Festival do Rio: “O Dia da Posse”

Recomendo a quem for ao festival algumas medidas essenciais: lembre-se de levar o seu comprovante de vacinação, que pode ser o certificado digital do ConecteSUS ou o comprovante em papel. Sem isso, a entrada nos cinemas não será permitida. Chegue de máscara e mantenha-a cobrindo o nariz e a boca durante todo o filme. Procure guardar o maior distanciamento possível entre as poltronas ocupadas.

Allan Ribeiro faz filmes no limite entre a expressão de intimidades e o interesse cinematográfico público. Assim são os longas Esse Amor que nos Consome e Mais do que eu Possa me Reconhecer, cujo apelo depende, em maior ou menor grau, da empatia que possa surgir entre o espectador e as vivências mais comuns dos personagens. Estes são sempre artistas (profissionais ou amadores) vistos no recuo de suas domesticidades.

O mesmo se dá em O Dia da Posse, com um fator adicional: a pandemia acentua esse recuo para o doméstico. Allan e seu amigo Brendo Washington estão encerrados num apartamento, tendo como única relação com o mundo exterior o voyeurismo para as janelas vizinhas e os dispositivos de comunicação virtual. Há um carinho evidente, mas discreto entre os dois, enquanto cuidam da casa, preparam comidas e gravam vídeos de Brendo para as redes sociais.

O baiano Brendo, 24 anos, imigrante de origem muito humilde, é um típico aspirante, que brinca de sonhar com muitas coisas. Entre elas, participar do Big Brother, ser um digital influencer e, se a democracia permitir, eleger-se presidente do Brasil em 2030. Para cada um desses desejos ele tem um discurso pronto, que expõe diante da câmera. “Esse filme é um retrato fiel dos anseios da juventude brasileira”, diz sobre O Dia da Posse com um misto de orgulho e pilhéria. Na real, porém, ele é um estudante de Medicina e Direito com simpatia e verve de comunicador.

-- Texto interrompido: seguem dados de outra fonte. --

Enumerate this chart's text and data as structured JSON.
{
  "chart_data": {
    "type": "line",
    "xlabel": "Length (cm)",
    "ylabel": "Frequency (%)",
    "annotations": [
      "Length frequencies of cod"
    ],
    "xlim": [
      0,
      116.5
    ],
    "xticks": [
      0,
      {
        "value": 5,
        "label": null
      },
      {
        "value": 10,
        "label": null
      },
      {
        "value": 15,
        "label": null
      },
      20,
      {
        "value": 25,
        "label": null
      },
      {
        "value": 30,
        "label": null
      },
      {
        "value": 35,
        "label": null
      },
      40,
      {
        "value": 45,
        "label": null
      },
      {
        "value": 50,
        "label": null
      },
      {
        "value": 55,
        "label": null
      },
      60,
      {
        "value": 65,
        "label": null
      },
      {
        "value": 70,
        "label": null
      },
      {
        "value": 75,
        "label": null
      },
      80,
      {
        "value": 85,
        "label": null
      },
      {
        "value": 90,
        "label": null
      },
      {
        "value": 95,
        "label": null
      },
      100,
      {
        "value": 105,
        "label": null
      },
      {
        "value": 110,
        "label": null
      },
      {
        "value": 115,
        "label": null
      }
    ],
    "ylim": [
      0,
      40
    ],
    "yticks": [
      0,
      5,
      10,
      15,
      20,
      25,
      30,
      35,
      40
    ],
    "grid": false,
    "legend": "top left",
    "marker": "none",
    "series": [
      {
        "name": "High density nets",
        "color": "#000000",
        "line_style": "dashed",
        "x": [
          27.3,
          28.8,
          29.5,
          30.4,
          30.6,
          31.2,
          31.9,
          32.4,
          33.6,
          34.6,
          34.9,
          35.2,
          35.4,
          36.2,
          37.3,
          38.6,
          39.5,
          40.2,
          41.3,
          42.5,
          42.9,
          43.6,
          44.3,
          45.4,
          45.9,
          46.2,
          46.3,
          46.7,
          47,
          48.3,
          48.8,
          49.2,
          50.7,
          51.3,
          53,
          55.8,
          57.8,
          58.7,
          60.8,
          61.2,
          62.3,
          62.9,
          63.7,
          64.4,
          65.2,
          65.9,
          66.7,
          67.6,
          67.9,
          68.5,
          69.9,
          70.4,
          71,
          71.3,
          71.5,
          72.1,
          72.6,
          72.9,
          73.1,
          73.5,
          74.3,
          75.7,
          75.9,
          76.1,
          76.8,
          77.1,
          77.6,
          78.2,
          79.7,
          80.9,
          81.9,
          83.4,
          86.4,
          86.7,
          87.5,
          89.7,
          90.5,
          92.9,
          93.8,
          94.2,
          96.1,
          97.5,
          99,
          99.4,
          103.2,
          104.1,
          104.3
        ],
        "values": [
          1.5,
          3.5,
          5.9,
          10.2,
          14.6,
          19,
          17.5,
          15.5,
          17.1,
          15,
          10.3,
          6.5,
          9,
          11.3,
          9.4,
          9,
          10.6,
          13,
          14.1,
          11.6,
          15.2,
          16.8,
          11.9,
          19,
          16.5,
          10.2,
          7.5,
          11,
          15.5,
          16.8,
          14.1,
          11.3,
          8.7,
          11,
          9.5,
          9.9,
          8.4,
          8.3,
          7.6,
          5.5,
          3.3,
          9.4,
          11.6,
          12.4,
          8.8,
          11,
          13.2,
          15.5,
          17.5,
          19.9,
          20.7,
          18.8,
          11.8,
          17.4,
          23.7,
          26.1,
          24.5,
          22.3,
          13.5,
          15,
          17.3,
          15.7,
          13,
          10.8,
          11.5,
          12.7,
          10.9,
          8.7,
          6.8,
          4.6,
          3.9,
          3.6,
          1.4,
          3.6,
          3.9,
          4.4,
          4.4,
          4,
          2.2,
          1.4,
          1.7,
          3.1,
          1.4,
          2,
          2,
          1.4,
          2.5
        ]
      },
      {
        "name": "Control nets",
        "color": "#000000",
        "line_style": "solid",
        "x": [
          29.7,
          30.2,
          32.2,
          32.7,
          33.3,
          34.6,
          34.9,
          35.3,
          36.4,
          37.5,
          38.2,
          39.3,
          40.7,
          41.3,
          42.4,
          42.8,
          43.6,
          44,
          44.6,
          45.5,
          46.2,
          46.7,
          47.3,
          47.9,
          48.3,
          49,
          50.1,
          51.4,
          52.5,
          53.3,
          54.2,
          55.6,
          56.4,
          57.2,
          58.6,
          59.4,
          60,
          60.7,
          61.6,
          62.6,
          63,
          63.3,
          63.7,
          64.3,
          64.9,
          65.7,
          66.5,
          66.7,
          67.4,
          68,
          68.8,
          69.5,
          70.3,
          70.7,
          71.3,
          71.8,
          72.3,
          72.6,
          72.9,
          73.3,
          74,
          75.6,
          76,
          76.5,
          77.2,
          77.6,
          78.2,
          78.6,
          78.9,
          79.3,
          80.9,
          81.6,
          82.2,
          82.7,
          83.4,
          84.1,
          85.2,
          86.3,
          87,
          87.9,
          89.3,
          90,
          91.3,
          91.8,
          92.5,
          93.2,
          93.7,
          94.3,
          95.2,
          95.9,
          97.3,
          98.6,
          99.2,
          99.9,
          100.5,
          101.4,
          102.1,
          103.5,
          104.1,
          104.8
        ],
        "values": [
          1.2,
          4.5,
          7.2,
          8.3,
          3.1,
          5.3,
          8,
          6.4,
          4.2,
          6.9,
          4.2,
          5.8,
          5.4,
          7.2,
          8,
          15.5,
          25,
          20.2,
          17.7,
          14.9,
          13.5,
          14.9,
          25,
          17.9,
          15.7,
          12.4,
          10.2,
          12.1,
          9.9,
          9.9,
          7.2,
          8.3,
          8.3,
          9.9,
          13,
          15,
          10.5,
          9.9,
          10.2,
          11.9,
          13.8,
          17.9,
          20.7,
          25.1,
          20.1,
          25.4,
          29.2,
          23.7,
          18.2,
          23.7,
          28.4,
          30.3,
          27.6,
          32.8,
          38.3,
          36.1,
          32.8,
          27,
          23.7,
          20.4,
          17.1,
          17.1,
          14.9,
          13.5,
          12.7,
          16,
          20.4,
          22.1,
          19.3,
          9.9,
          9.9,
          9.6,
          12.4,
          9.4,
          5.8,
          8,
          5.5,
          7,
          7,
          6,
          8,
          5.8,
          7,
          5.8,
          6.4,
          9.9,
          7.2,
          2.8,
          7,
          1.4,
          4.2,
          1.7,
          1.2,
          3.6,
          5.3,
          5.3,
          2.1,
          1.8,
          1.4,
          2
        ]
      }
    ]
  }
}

Allan, por sua vez, atua como catalisador da argúcia do amigo mais jovem, colocada em benefício do filme. O diretor conversa também com sua família por videoconferência e deixa transparecer uma harmonia e um afeto inquebráveis. Nesse sentido, O Dia da Posse faz uma singela afirmação de saúde privada em meio à crise sanitária e política por que passa o país no seu plano público.

Resgatar esses valores é um trabalho de filigrana para quem assiste a esse filme de dramaturgia mínima. Quem se apegar apenas á superfície verá somente uma sucessão de conversas com a câmera ligada.